In these cases, it may be useful to cache the data of an RDD which is used more than once, to prevent it being computed multiple times.
In this post, the procedure of caching data is explored, along with the limitations and options that apply to caching.
Environment setup
Similar examples to these could be run on any Spark cluster, but the caching results may differ depending on the version of Spark used, and the resources assigned to the Spark components.
These examples were run using Spark 1.5.2, specifically the binary distribution built against Hadoop 2.6.
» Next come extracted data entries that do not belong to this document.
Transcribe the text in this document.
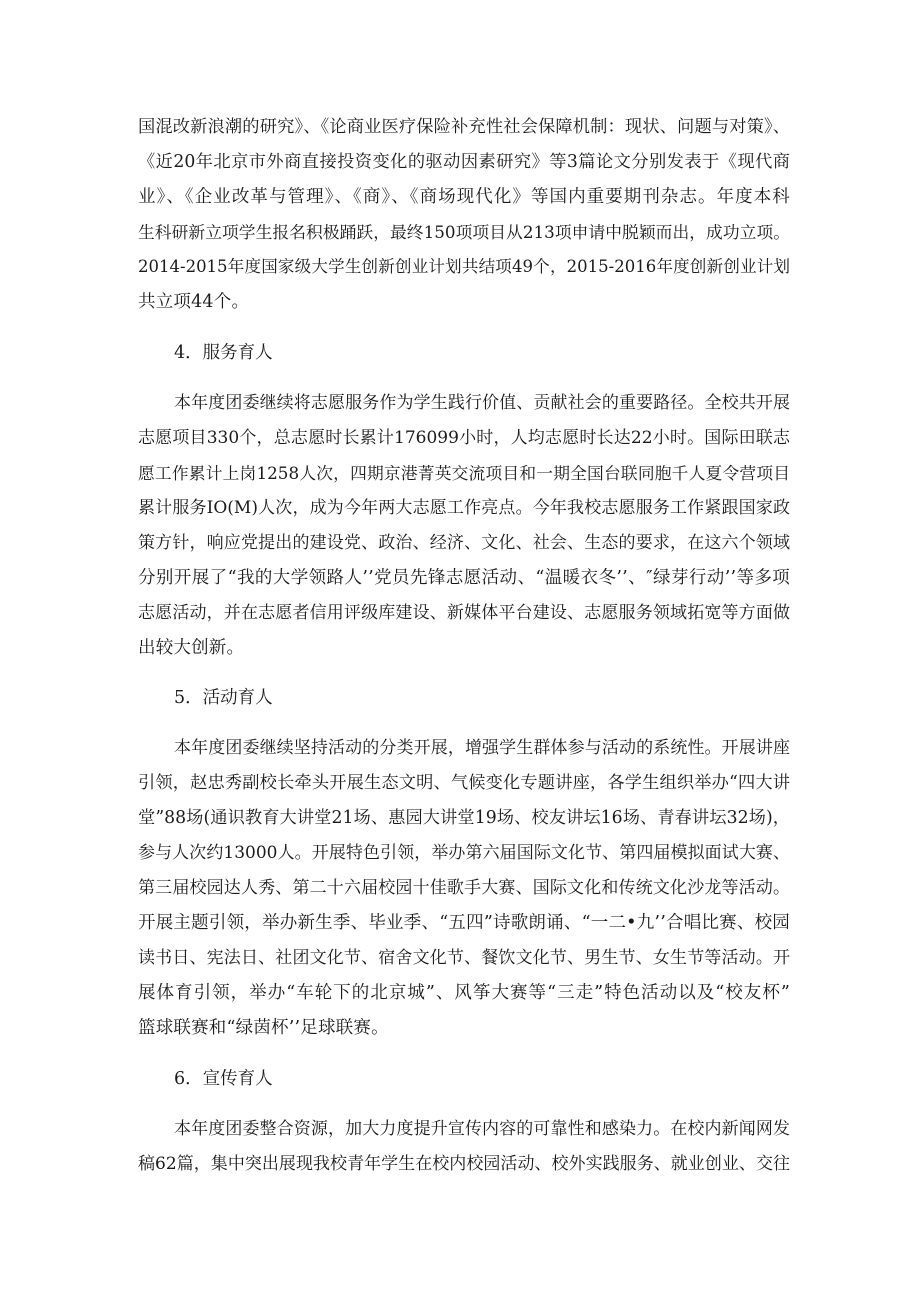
国混改新浪潮的研究》、《论商业医疗保险补充性社会保障机制：现状、问题与对策》、
《近20年北京市外商直接投资变化的驱动因素研究》等3篇论文分别发表于《现代商
业》、《企业改革与管理》、《商》、《商场现代化》等国内重要期刊杂志。年度本科
生科研新立项学生报名积极踊跃，最终150项项目从213项申请中脱颖而出，成功立项。
2014-2015年度国家级大学生创新创业计划共结项49个，2015-2016年度创新创业计划
共立项44个。
4．服务育人
本年度团委继续将志愿服务作为学生践行价值、贡献社会的重要路径。全校共开展
志愿项目330个，总志愿时长累计176099小时，人均志愿时长达22小时。国际田联志
愿工作累计上岗1258人次，四期京港菁英交流项目和一期全国台联同胞千人夏令营项目
累计服务IO(M)人次，成为今年两大志愿工作亮点。今年我校志愿服务工作紧跟国家政
策方针，响应党提出的建设党、政治、经济、文化、社会、生态的要求，在这六个领域
分别开展了“我的大学领路人’’党员先锋志愿活动、“温暖衣冬’’、″绿芽行动’’等多项
志愿活动，并在志愿者信用评级库建设、新媒体平台建设、志愿服务领域拓宽等方面做
出较大创新。
5．活动育人
本年度团委继续坚持活动的分类开展，增强学生群体参与活动的系统性。开展讲座
引领，赵忠秀副校长牵头开展生态文明、气候变化专题讲座，各学生组织举办“四大讲
堂”88场(通识教育大讲堂21场、惠园大讲堂19场、校友讲坛16场、青春讲坛32场)，
参与人次约13000人。开展特色引领，举办第六届国际文化节、第四届模拟面试大赛、
第三届校园达人秀、第二十六届校园十佳歌手大赛、国际文化和传统文化沙龙等活动。
开展主题引领，举办新生季、毕业季、“五四”诗歌朗诵、“一二•九’’合唱比赛、校园
读书日、宪法日、社团文化节、宿舍文化节、餐饮文化节、男生节、女生节等活动。开
展体育引领，举办“车轮下的北京城”、风筝大赛等“三走”特色活动以及“校友杯”
篮球联赛和“绿茵杯’’足球联赛。
6．宣传育人
本年度团委整合资源，加大力度提升宣传内容的可靠性和感染力。在校内新闻网发
稿62篇，集中突出展现我校青年学生在校内校园活动、校外实践服务、就业创业、交往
The following spark-defaults.conf
was used:
spark.driver.memory 1g
spark.executor.memory 1g
spark.master spark://<your machine name>:7077
The following spark-env.sh
was used:
export SPARK_WORKER_MEMORY=1g
export SPARK_WORKER_CORES=1
export SPARK_DRIVER_MEMORY=1g
The environment variable SPARK_HOME
is set to the location that the spark
download archive was extracted to. Spark is started with:
$SPARK_HOME/sbin/start-master.sh
$SPARK_HOME/sbin/start-slave.sh spark://<your machine name>:7077
You should be able to navigate to http://localhost:8080/
to see
the Web UI for the Spark Master.
Examples
The interactive Spark REPL can be started by running $SPARK_HOME/bin/spark-shell
.
A small RDD can be created and cached in the REPL with:
val smallRdd = sc.parallelize(List("a", "b", "c")).setName("small RDD")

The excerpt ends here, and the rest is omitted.